Paul Blart: Mall Cop (2009)
★ / ★★★★
I hate giving good-hearted comedies bad ratings and reviews but it’s one of those things I have to do for the sake of giving an honest critique. “Paul Blart: Mall Cop” stars Kevin James as a security guard who tries to stop criminals from robbing an entire mall during the busiest shopping time of the year. James’ character is someone one can root for because he is a genuinely good guy but doesn’t quite reach for his full potential because he tends to put others before himself. Unfortunately, a main character that the audiences want to root for isn’t enough to save this movie. Like “Get Smart,” this film featured most of its funniest jokes in the trailer so when one is actually watching the movie, it becomes too underwhelming or disappointing.
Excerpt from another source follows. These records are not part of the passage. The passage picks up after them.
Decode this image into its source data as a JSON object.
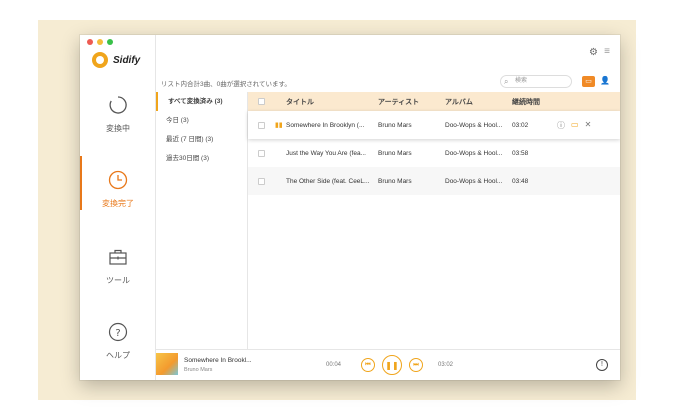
{
  "app": {
    "name": "Sidify"
  },
  "colors": {
    "accent": "#f0a51c",
    "active_nav": "#e8781a",
    "header_bg": "#fbe9cf",
    "backdrop": "#f6ecd3"
  },
  "sidebar": {
    "items": [
      {
        "label": "変換中",
        "icon": "sync-icon"
      },
      {
        "label": "変換完了",
        "icon": "clock-icon",
        "active": true
      },
      {
        "label": "ツール",
        "icon": "toolbox-icon"
      },
      {
        "label": "ヘルプ",
        "icon": "help-icon"
      }
    ]
  },
  "info": {
    "text": "リスト内合計3曲、0曲が選択されています。"
  },
  "search": {
    "placeholder": "検索"
  },
  "categories": [
    {
      "label": "すべて変換済み (3)"
    },
    {
      "label": "今日 (3)"
    },
    {
      "label": "最近 (7 日間) (3)"
    },
    {
      "label": "過去30日間 (3)"
    }
  ],
  "table": {
    "columns": {
      "title": "タイトル",
      "artist": "アーティスト",
      "album": "アルバム",
      "duration": "継続時間"
    },
    "rows": [
      {
        "title": "Somewhere In Brooklyn (...",
        "artist": "Bruno Mars",
        "album": "Doo-Wops & Hool...",
        "duration": "03:02"
      },
      {
        "title": "Just the Way You Are (fea...",
        "artist": "Bruno Mars",
        "album": "Doo-Wops & Hool...",
        "duration": "03:58"
      },
      {
        "title": "The Other Side (feat. CeeL...",
        "artist": "Bruno Mars",
        "album": "Doo-Wops & Hool...",
        "duration": "03:48"
      }
    ]
  },
  "player": {
    "title": "Somewhere In Brookl...",
    "artist": "Bruno Mars",
    "current_time": "00:04",
    "total_time": "03:02"
  }
}
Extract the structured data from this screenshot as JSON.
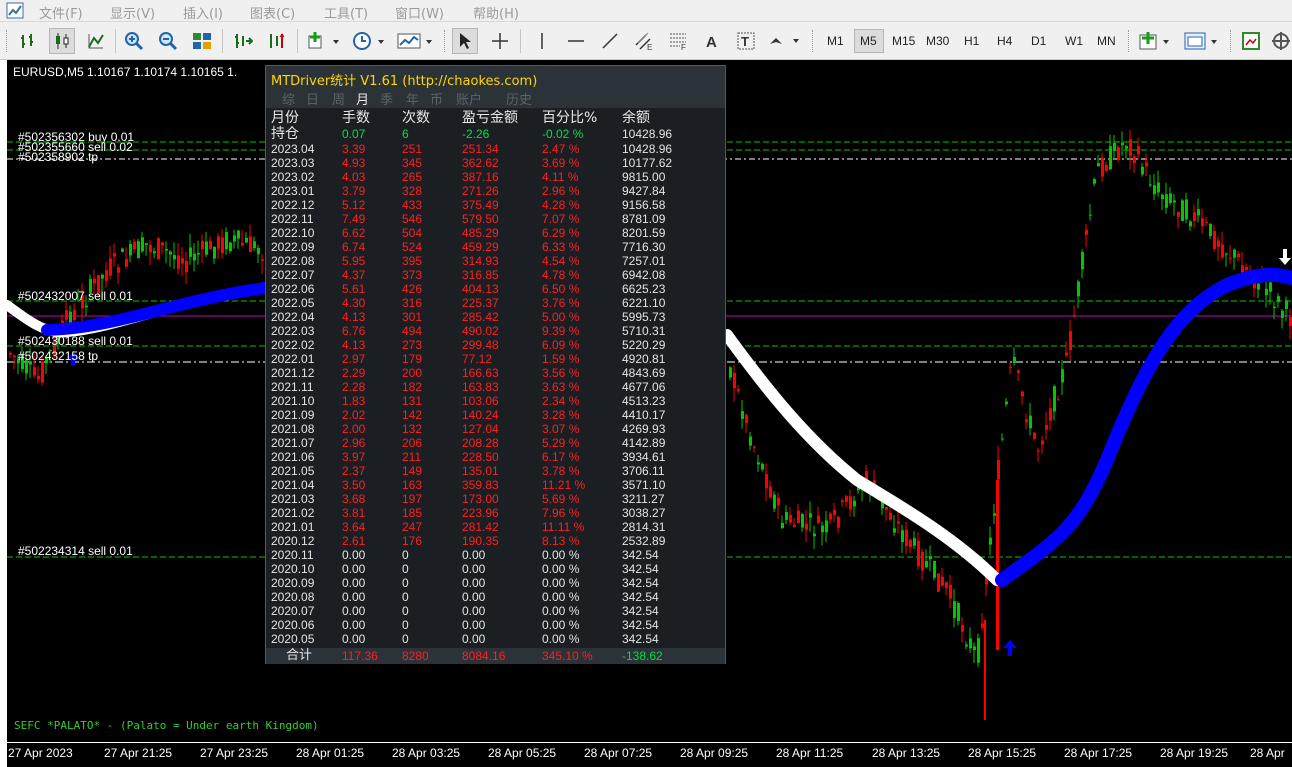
{
  "menubar": {
    "items": [
      "文件(F)",
      "显示(V)",
      "插入(I)",
      "图表(C)",
      "工具(T)",
      "窗口(W)",
      "帮助(H)"
    ]
  },
  "toolbar": {
    "timeframes": [
      "M1",
      "M5",
      "M15",
      "M30",
      "H1",
      "H4",
      "D1",
      "W1",
      "MN"
    ],
    "active_timeframe": "M5",
    "tools": [
      "bar-chart-icon",
      "candlestick-icon",
      "line-chart-icon",
      "zoom-in-icon",
      "zoom-out-icon",
      "tile-windows-icon",
      "auto-scroll-icon",
      "chart-shift-icon",
      "indicators-icon",
      "periods-icon",
      "templates-icon",
      "cursor-icon",
      "crosshair-icon",
      "vertical-line-icon",
      "horizontal-line-icon",
      "trendline-icon",
      "fibonacci-icon",
      "channel-icon",
      "text-icon",
      "text-label-icon",
      "arrows-icon",
      "new-chart-icon",
      "profiles-icon",
      "screenshot-icon",
      "strategy-tester-icon"
    ]
  },
  "chart": {
    "symbol_info": "EURUSD,M5  1.10167 1.10174 1.10165 1.",
    "order_labels": [
      "#502356302 buy 0.01",
      "#502355660 sell 0.02",
      "#502358902 tp",
      "#502432007 sell 0.01",
      "#502430188 sell 0.01",
      "#502432158 tp",
      "#502234314 sell 0.01"
    ],
    "comment": "SEFC *PALATO* - (Palato = Under earth Kingdom)",
    "time_labels": [
      "27 Apr 2023",
      "27 Apr 21:25",
      "27 Apr 23:25",
      "28 Apr 01:25",
      "28 Apr 03:25",
      "28 Apr 05:25",
      "28 Apr 07:25",
      "28 Apr 09:25",
      "28 Apr 11:25",
      "28 Apr 13:25",
      "28 Apr 15:25",
      "28 Apr 17:25",
      "28 Apr 19:25",
      "28 Apr"
    ],
    "colors": {
      "bull": "#00c800",
      "bear": "#ff0000",
      "ma_up": "#0000ff",
      "ma_down": "#ffffff",
      "order_line": "#00c800",
      "tp_line": "#ffffff",
      "price_line": "#c000c0",
      "comment": "#32cd32"
    }
  },
  "stats": {
    "title": "MTDriver统计 V1.61  (http://chaokes.com)",
    "tabs": [
      "综",
      "日",
      "周",
      "月",
      "季",
      "年",
      "币",
      "账户",
      "历史"
    ],
    "active_tab": "月",
    "headers": [
      "月份",
      "手数",
      "次数",
      "盈亏金额",
      "百分比%",
      "余额"
    ],
    "holding": [
      "持仓",
      "0.07",
      "6",
      "-2.26",
      "-0.02 %",
      "10428.96"
    ],
    "rows": [
      [
        "2023.04",
        "3.39",
        "251",
        "251.34",
        "2.47 %",
        "10428.96"
      ],
      [
        "2023.03",
        "4.93",
        "345",
        "362.62",
        "3.69 %",
        "10177.62"
      ],
      [
        "2023.02",
        "4.03",
        "265",
        "387.16",
        "4.11 %",
        "9815.00"
      ],
      [
        "2023.01",
        "3.79",
        "328",
        "271.26",
        "2.96 %",
        "9427.84"
      ],
      [
        "2022.12",
        "5.12",
        "433",
        "375.49",
        "4.28 %",
        "9156.58"
      ],
      [
        "2022.11",
        "7.49",
        "546",
        "579.50",
        "7.07 %",
        "8781.09"
      ],
      [
        "2022.10",
        "6.62",
        "504",
        "485.29",
        "6.29 %",
        "8201.59"
      ],
      [
        "2022.09",
        "6.74",
        "524",
        "459.29",
        "6.33 %",
        "7716.30"
      ],
      [
        "2022.08",
        "5.95",
        "395",
        "314.93",
        "4.54 %",
        "7257.01"
      ],
      [
        "2022.07",
        "4.37",
        "373",
        "316.85",
        "4.78 %",
        "6942.08"
      ],
      [
        "2022.06",
        "5.61",
        "426",
        "404.13",
        "6.50 %",
        "6625.23"
      ],
      [
        "2022.05",
        "4.30",
        "316",
        "225.37",
        "3.76 %",
        "6221.10"
      ],
      [
        "2022.04",
        "4.13",
        "301",
        "285.42",
        "5.00 %",
        "5995.73"
      ],
      [
        "2022.03",
        "6.76",
        "494",
        "490.02",
        "9.39 %",
        "5710.31"
      ],
      [
        "2022.02",
        "4.13",
        "273",
        "299.48",
        "6.09 %",
        "5220.29"
      ],
      [
        "2022.01",
        "2.97",
        "179",
        "77.12",
        "1.59 %",
        "4920.81"
      ],
      [
        "2021.12",
        "2.29",
        "200",
        "166.63",
        "3.56 %",
        "4843.69"
      ],
      [
        "2021.11",
        "2.28",
        "182",
        "163.83",
        "3.63 %",
        "4677.06"
      ],
      [
        "2021.10",
        "1.83",
        "131",
        "103.06",
        "2.34 %",
        "4513.23"
      ],
      [
        "2021.09",
        "2.02",
        "142",
        "140.24",
        "3.28 %",
        "4410.17"
      ],
      [
        "2021.08",
        "2.00",
        "132",
        "127.04",
        "3.07 %",
        "4269.93"
      ],
      [
        "2021.07",
        "2.96",
        "206",
        "208.28",
        "5.29 %",
        "4142.89"
      ],
      [
        "2021.06",
        "3.97",
        "211",
        "228.50",
        "6.17 %",
        "3934.61"
      ],
      [
        "2021.05",
        "2.37",
        "149",
        "135.01",
        "3.78 %",
        "3706.11"
      ],
      [
        "2021.04",
        "3.50",
        "163",
        "359.83",
        "11.21 %",
        "3571.10"
      ],
      [
        "2021.03",
        "3.68",
        "197",
        "173.00",
        "5.69 %",
        "3211.27"
      ],
      [
        "2021.02",
        "3.81",
        "185",
        "223.96",
        "7.96 %",
        "3038.27"
      ],
      [
        "2021.01",
        "3.64",
        "247",
        "281.42",
        "11.11 %",
        "2814.31"
      ],
      [
        "2020.12",
        "2.61",
        "176",
        "190.35",
        "8.13 %",
        "2532.89"
      ],
      [
        "2020.11",
        "0.00",
        "0",
        "0.00",
        "0.00 %",
        "342.54"
      ],
      [
        "2020.10",
        "0.00",
        "0",
        "0.00",
        "0.00 %",
        "342.54"
      ],
      [
        "2020.09",
        "0.00",
        "0",
        "0.00",
        "0.00 %",
        "342.54"
      ],
      [
        "2020.08",
        "0.00",
        "0",
        "0.00",
        "0.00 %",
        "342.54"
      ],
      [
        "2020.07",
        "0.00",
        "0",
        "0.00",
        "0.00 %",
        "342.54"
      ],
      [
        "2020.06",
        "0.00",
        "0",
        "0.00",
        "0.00 %",
        "342.54"
      ],
      [
        "2020.05",
        "0.00",
        "0",
        "0.00",
        "0.00 %",
        "342.54"
      ]
    ],
    "total": [
      "合计",
      "117.36",
      "8280",
      "8084.16",
      "345.10 %",
      "-138.62"
    ]
  }
}
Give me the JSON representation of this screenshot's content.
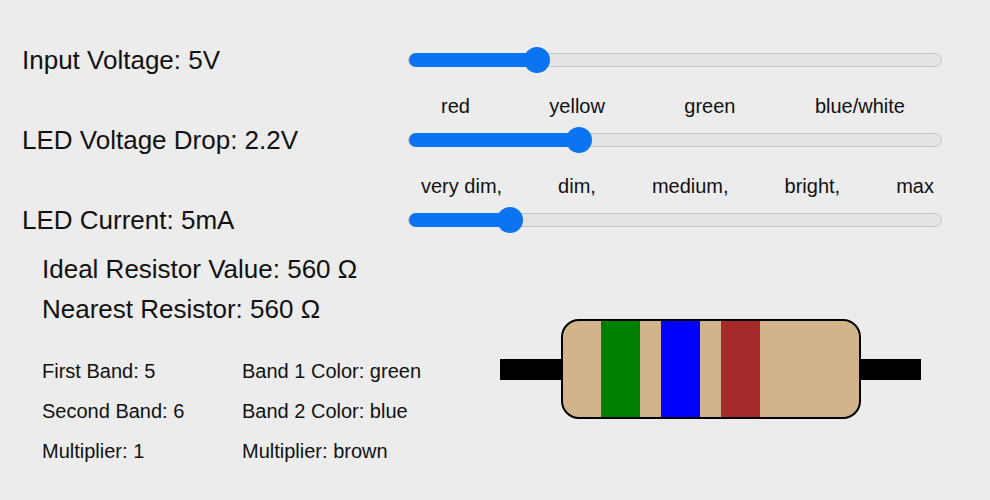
{
  "sliders": [
    {
      "label": "Input Voltage: 5V",
      "level": 0.24,
      "ticks": []
    },
    {
      "label": "LED Voltage Drop: 2.2V",
      "level": 0.32,
      "ticks": [
        "red",
        "yellow",
        "green",
        "blue/white"
      ]
    },
    {
      "label": "LED Current: 5mA",
      "level": 0.19,
      "ticks": [
        "very dim,",
        "dim,",
        "medium,",
        "bright,",
        "max"
      ]
    }
  ],
  "results": {
    "ideal": "Ideal Resistor Value: 560 Ω",
    "nearest": "Nearest Resistor: 560 Ω"
  },
  "bands": [
    {
      "value": "First Band: 5",
      "color_label": "Band 1 Color: green",
      "color": "#008000"
    },
    {
      "value": "Second Band: 6",
      "color_label": "Band 2 Color: blue",
      "color": "#0000ff"
    },
    {
      "value": "Multiplier: 1",
      "color_label": "Multiplier: brown",
      "color": "#a52a2a"
    }
  ]
}
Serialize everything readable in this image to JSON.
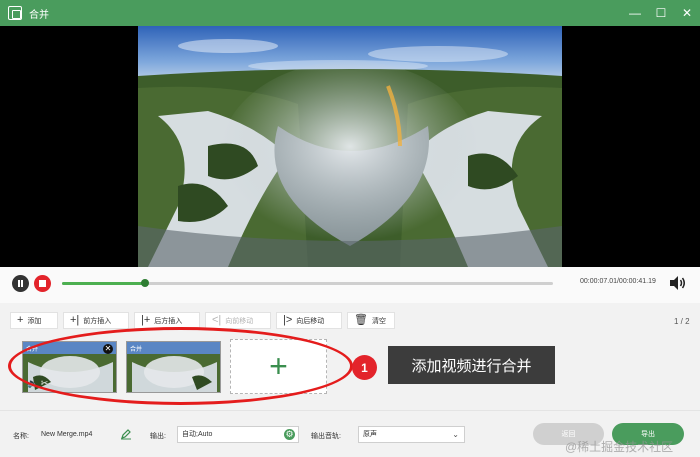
{
  "window": {
    "title": "合并",
    "minimize_icon": "minimize-icon",
    "maximize_icon": "maximize-icon",
    "close_icon": "close-icon"
  },
  "player": {
    "time": "00:00:07.01/00:00:41.19",
    "progress": 0.17
  },
  "toolbar": {
    "add": "添加",
    "insert_before": "前方插入",
    "insert_after": "后方插入",
    "move_forward": "向前移动",
    "move_backward": "向后移动",
    "clear": "清空",
    "page": "1 / 2"
  },
  "clips": [
    {
      "label": "合并",
      "selected": true
    },
    {
      "label": "合并",
      "selected": false
    }
  ],
  "callout": {
    "number": "1",
    "text": "添加视频进行合并"
  },
  "footer": {
    "name_label": "名称:",
    "name_value": "New Merge.mp4",
    "output_label": "输出:",
    "output_value": "自动;Auto",
    "audio_label": "输出音轨:",
    "audio_value": "原声",
    "back": "返回",
    "export": "导出"
  },
  "watermark": "@稀土掘金技术社区",
  "colors": {
    "accent": "#4a9c5d",
    "stop": "#e3242b",
    "highlight": "#e41c1c"
  }
}
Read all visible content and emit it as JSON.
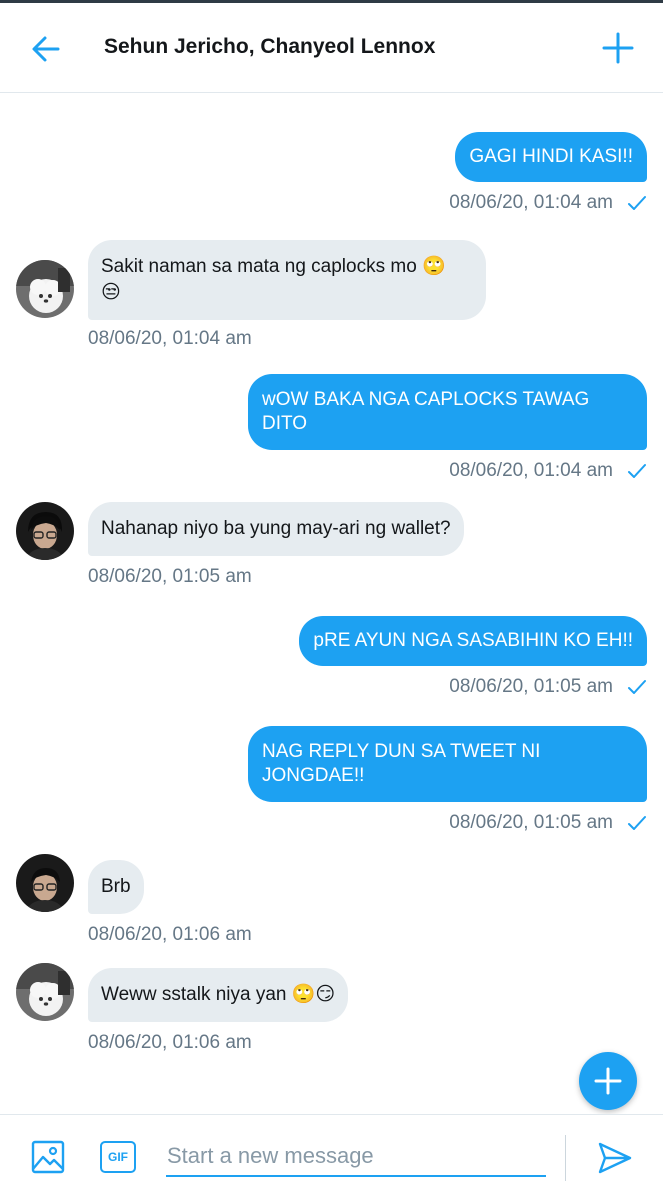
{
  "header": {
    "title": "Sehun Jericho, Chanyeol Lennox",
    "back_icon": "arrow-left-icon",
    "add_icon": "plus-icon"
  },
  "colors": {
    "accent": "#1da1f2",
    "incoming_bubble": "#e6ecf0",
    "meta_text": "#657786"
  },
  "messages": [
    {
      "direction": "outgoing",
      "text": "GAGI HINDI KASI!!",
      "time": "08/06/20, 01:04 am",
      "status_icon": "check-icon"
    },
    {
      "direction": "incoming",
      "sender_avatar": "avatar-dog",
      "text": "Sakit naman sa mata ng caplocks mo 🙄",
      "text2": "😒",
      "time": "08/06/20, 01:04 am"
    },
    {
      "direction": "outgoing",
      "text": "wOW BAKA NGA CAPLOCKS TAWAG",
      "text2": "DITO",
      "time": "08/06/20, 01:04 am",
      "status_icon": "check-icon"
    },
    {
      "direction": "incoming",
      "sender_avatar": "avatar-person",
      "text": "Nahanap niyo ba yung may-ari ng wallet?",
      "time": "08/06/20, 01:05 am"
    },
    {
      "direction": "outgoing",
      "text": "pRE AYUN NGA SASABIHIN KO EH!!",
      "time": "08/06/20, 01:05 am",
      "status_icon": "check-icon"
    },
    {
      "direction": "outgoing",
      "text": "NAG REPLY DUN SA TWEET NI",
      "text2": "JONGDAE!!",
      "time": "08/06/20, 01:05 am",
      "status_icon": "check-icon"
    },
    {
      "direction": "incoming",
      "sender_avatar": "avatar-person",
      "text": "Brb",
      "time": "08/06/20, 01:06 am"
    },
    {
      "direction": "incoming",
      "sender_avatar": "avatar-dog",
      "text": "Weww sstalk niya yan 🙄😏",
      "time": "08/06/20, 01:06 am"
    }
  ],
  "composer": {
    "placeholder": "Start a new message",
    "gif_label": "GIF",
    "media_icon": "image-icon",
    "send_icon": "send-icon"
  },
  "fab_icon": "plus-icon"
}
The story is also way too safe. James falls for one of the girls who run a booth at the mall (played by the adorable Jayma Mays) but he can’t quite ask her out because of his own insecurities. After stopping the robbers (come on, you knew how it was going to end), he suddenly gets the courage to go for the things he wants. It’s all been done before and other films have done a way better job. I was more interested with James’ mom and daughter instead of the whole criminals-taking-over-the-mall bit. I get that it was trying to make references to the “Die Hard” series, and I did chuckle from time to time, but it was not as funny as it should have been. I didn’t really feel a sense of danger for any of the characters so I wasn’t invested in what was about to transpire. Overall, this movie is very forgettable because it’s as light as cotton candy. If James is given a better script for a future film project, I know that he can excel if he keeps his energy as much as he did here. I do appreciate his enthusiasm for the role but at the same time everyone else should deliver as well. I’m going to have to say skip this one unless one really wants to watch a safe, family-friendly vehicle.
Set It Off (1996)
★★★ / ★★★★
This film was about four ladies (Jada Pinkett Smith, Queen Latifah, Vivica A. Fox, Kimberly Elise) who decided to pull off several bank robberies to untangle themselves from each of their respective binds. Smith wanted to put her brother through college, Latifah wanted to customize her car, Elise needed the money to get her son out of the city’s protective custody because they suspected that she was a negligent parent, and Fox was fired from her bank teller job because she “didn’t follow procedure” when another group of criminals robbed the bank she was working in. I’m glad that this film did not fall into an all too common trap of featuring criminals who do “bad things” just because they were African-American. F. Gary Gray, the director, actually took the time to establish each of the four leads so the audiences could truly understand their motivations. I actually rooted for the leading ladies even though, indeed, they decided to rob banks and harmed people along the way. I felt the desperation of each character. I completely understood that their actions were not who they were on the inside. In fact, they really were good people who were pushed into a wall without any means of escape other than to attack the aggressor (in this case, the cops and the law). I also liked the fact that Latifah’s character being a lesbian was not a big deal. It was simply who she was and there was no need to comment on it. Still, this picture is far from perfect. The four characters have street-smarts so I expected them to get better at what they did (robbing banks) as the film went on. Instead, eventually all of them became too sloppy and risk-taking. Not one would them suggested that they slowed down or planned things more thoroughly especially when the banks that they decided to rob became increasingly more difficult to get through. Despite its shortcomings, I’m giving this movie a recommendation because it was nice to see Black actresses carry an entire film. Most pictures I’ve seen of this kind usually go to white men so “Set It Off” offers a nice change.